Discrimination against female researchers

Pharyngula, the blog of an evolutionist, has an interesting entry titled The Cost of Being a Woman in Science. It notes a letter in Nature pointing out that only 3 of the 25 European Young Investigator grants were awarded to women, despite 25% of the applicants having been female. The European Science Foundation is refusing to release the records necessary to determine exactly what happened.

This may be because when such data is released, it leads to the publications of papers like Nepotism and Sexism in Peer Review, which highlighted severe discrimination problems in the peer review process at the Swedish Medical Research Council.

Quoting Christine Wennerås and Agnes Wold in the paper:
Three out of six productivity variables generated statistically significant models capable of predicting the competence scores the applicants were awarded: total impact, first-author impact and first-author citations. The model that provided the highest explanatory power was the one based on total impact (r2=0.47). In all three models, we found two factors as well as scientific productivity that had a significant influence on competence scores: the gender of the applicant and the affiliation of the applicant with a committee member.

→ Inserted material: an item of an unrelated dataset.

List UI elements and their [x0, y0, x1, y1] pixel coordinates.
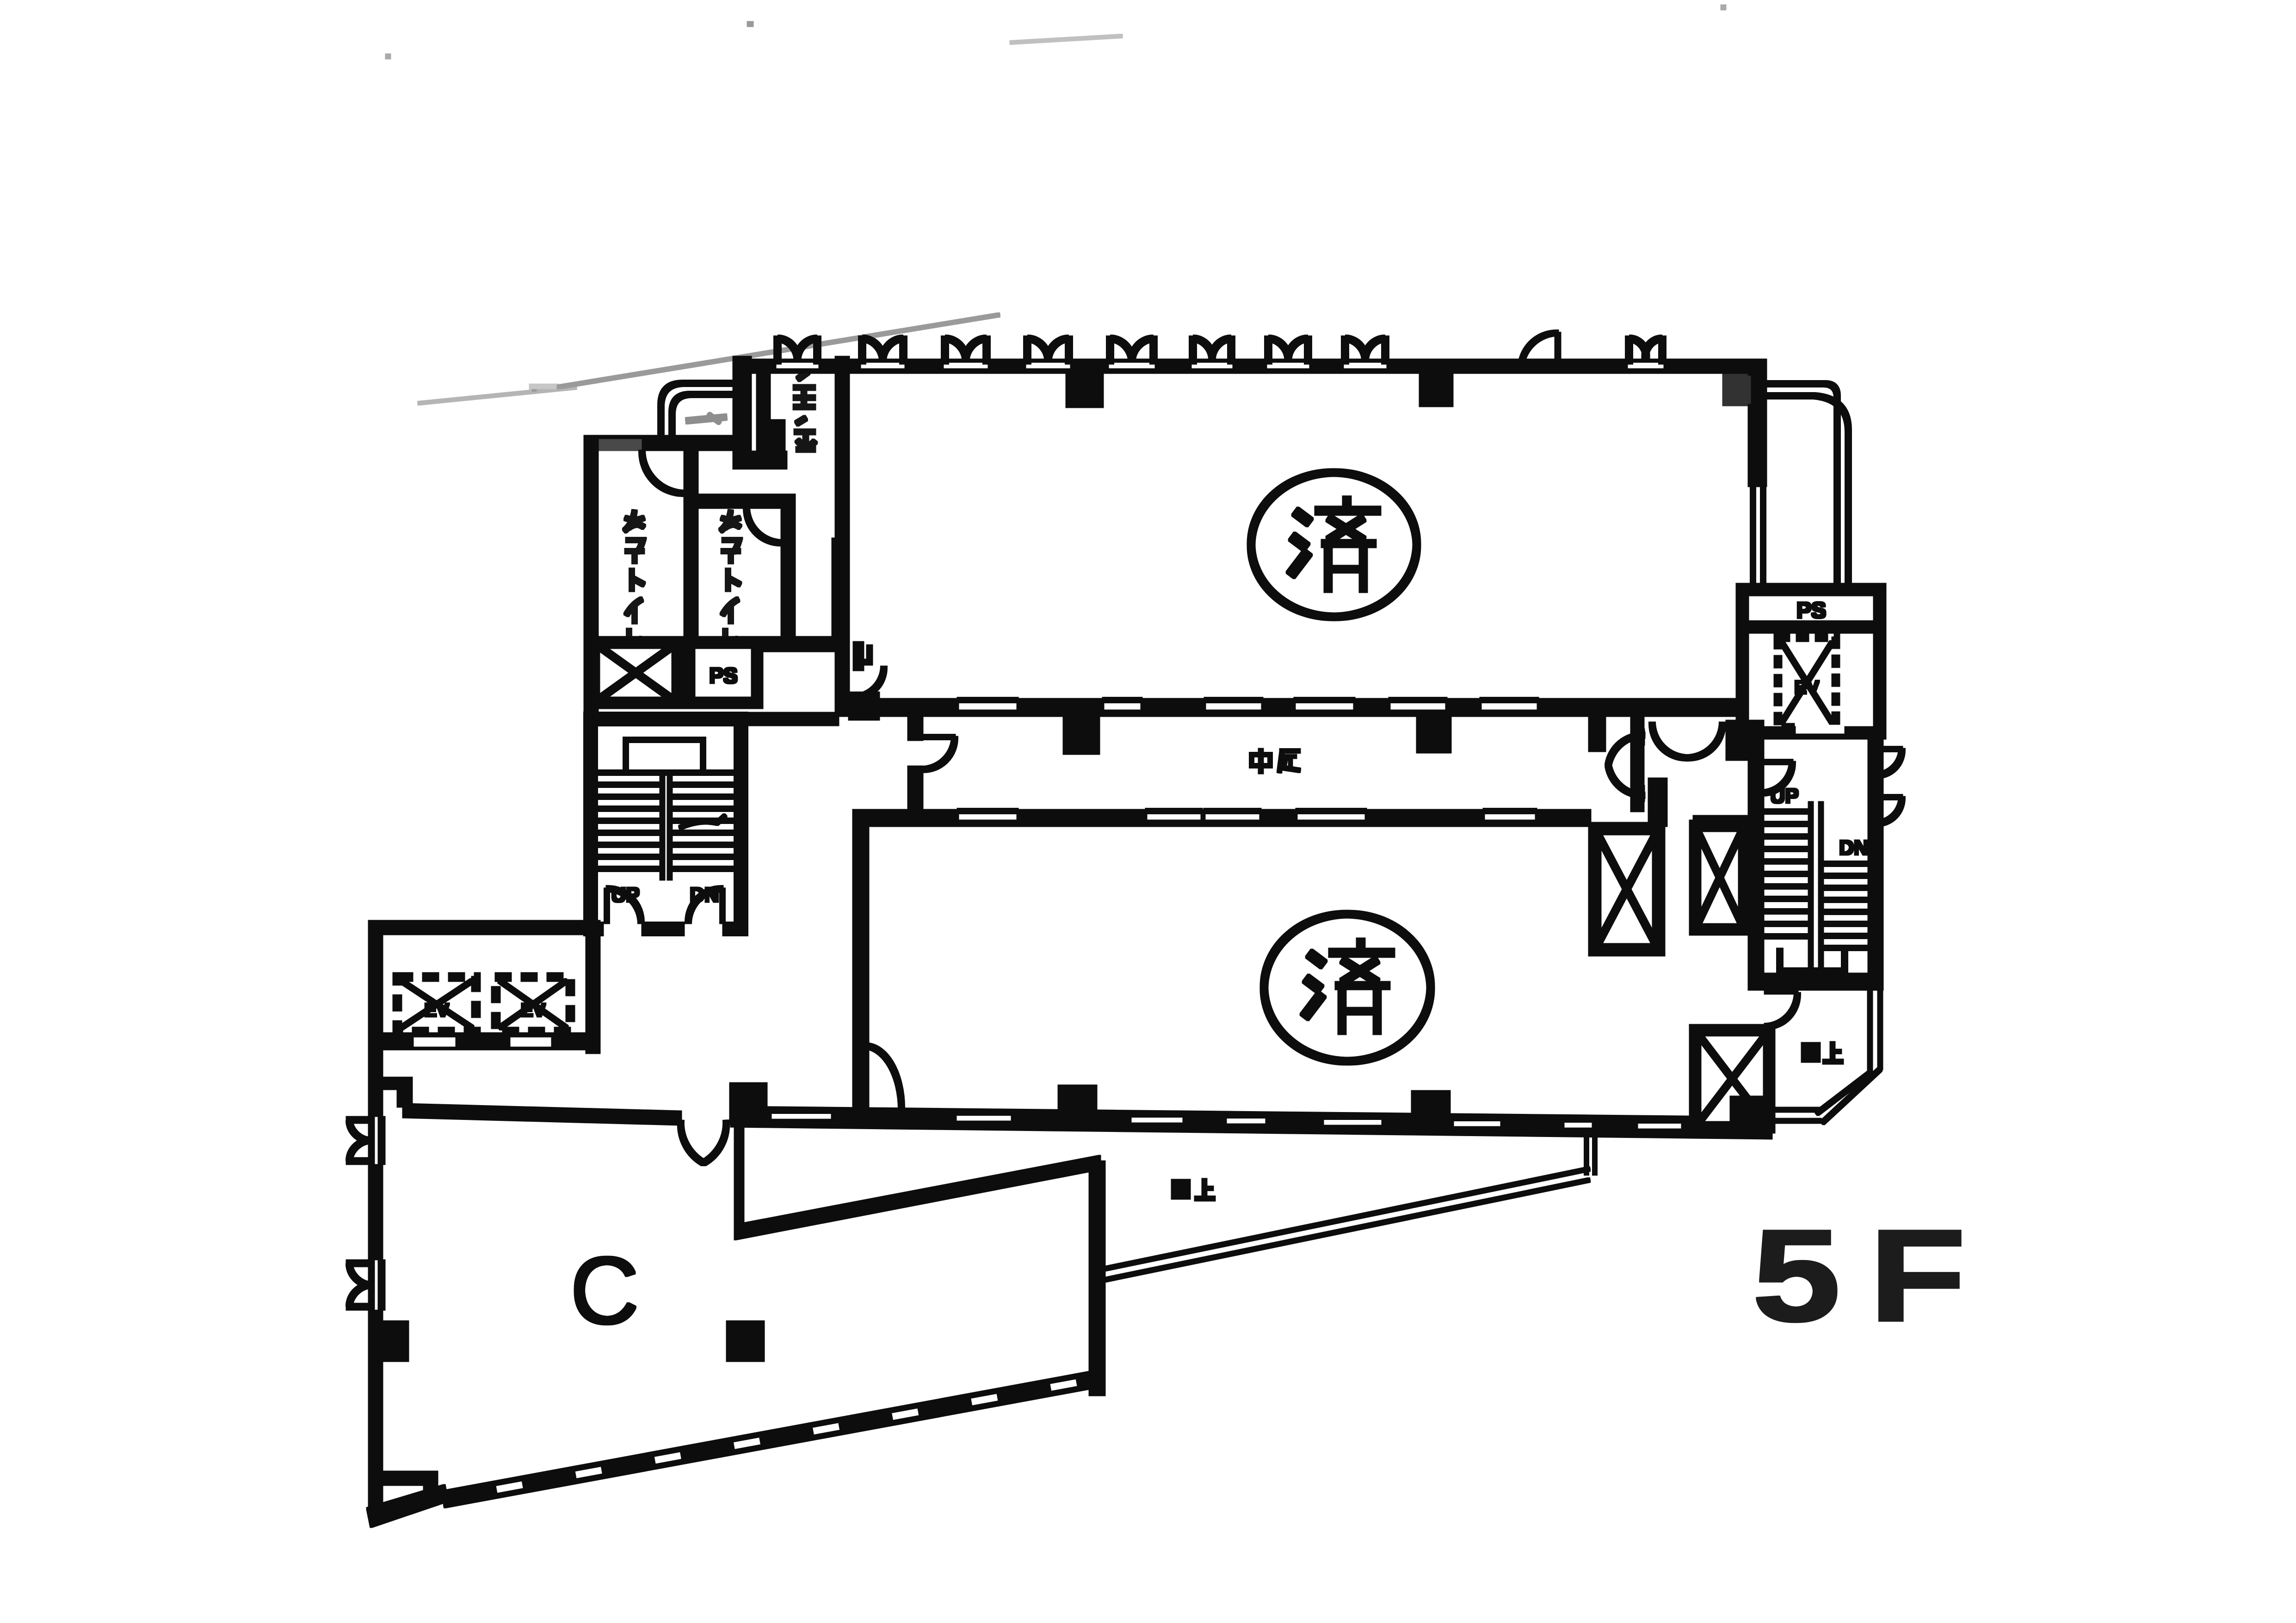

According to the multiple-regression model based on total impact, female applicants started from a basic competence level of 2.09 competence points (the intercept of the multiple regression curve) and were given an extra 0.21 points for competence. So, for a female scientist to be awarded the same competence score as a male colleague, she needed to exceed his scientific productivity by 64 impact points (95 per cent confidence interval: 35-93 impact points).

(Emphasis added.)

There's an old saying that for a woman to be treated as well as a man, she has to work twice as hard, but it appears the real figure is two and a half times, even in this modern age. Not good.

It may be wise for women researchers to use just a first initial and a last name, rather than expose a visibly female name, when applying for grants or publishing, and a strong argument is being made for revoking the anonymity of reviewers.